Initially integrated with Panda Factory and ramen_finance.

In simple terms, new tokens launched on these two platforms can be directly used as collateral in Osito to borrow $wBERA without lengthy and tedious governance processes, and without the worry of being liquidated, thus further releasing more liquidity.

New tokens only need to meet two core requirements:

1⃣ Must have a provable fixed token supply.

2⃣ Must have verifiable permanent destruction of LP.

Traditional DeFi lending relies on oracles for price feeds + team or DAO decisions on which assets can be collateralized + constantly adjusting risk control parameters.

Sounds reasonable?

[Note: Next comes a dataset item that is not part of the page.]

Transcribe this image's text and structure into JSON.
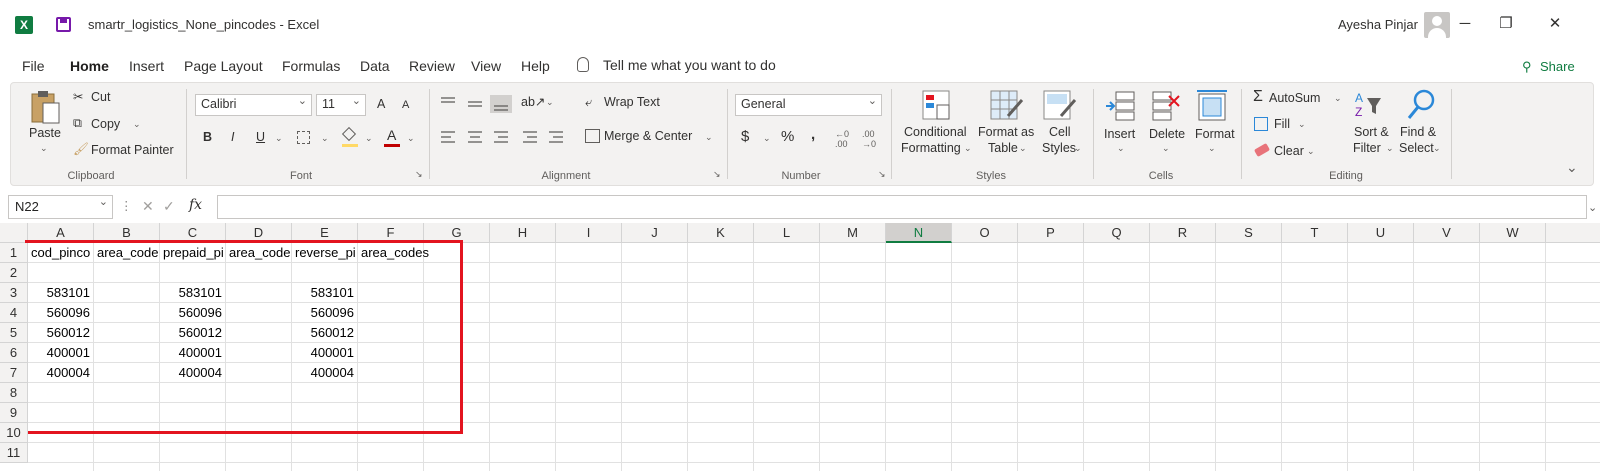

However, in extreme market conditions, oracle failures, lagging risk parameters, and slow governance responses can lead to collapse.

Osito has taken a different approach:

Instead of referencing how much a token is worth now, it considers the worst-case scenario of how much BERA can still be extracted from the pool.

Because many times, the displayed value of a token is merely paper wealth, while liquidity is the key determinant of how much value you can exit with.

Thus, Osito's mechanism is actually very conservative, safe, sustainable, and purely on-chain computation, requiring no external data.

Osito's core formula is very simple:

Maximum borrowable = BERA in the pool - BERA that can be extracted in the worst case.

How this "worst case" is calculated depends on the type of liquidity pool the token is in.

- For traditional CPMM pools (like x*y=k), Osito calculates the ratio of sellable tokens to tokens in the pool to arrive at a stable extraction estimate;

- For concentrated liquidity pools (CLMM), a more conservative method is used to estimate potential liquidity shocks, further reducing risk.

An important point is: Osito does not treat "more collateral = more borrowing" as a simple linear relationship.

As more users deposit tokens, it triggers two mechanisms simultaneously:

- On one hand, due to reduced circulation, the borrowing capacity of a single collateral may rise;

- On the other hand, the global limit will gradually be filled, potentially compressing the limits of each position.

This non-linear dynamic adjustment mechanism makes the entire protocol more resistant to manipulation and herd effects.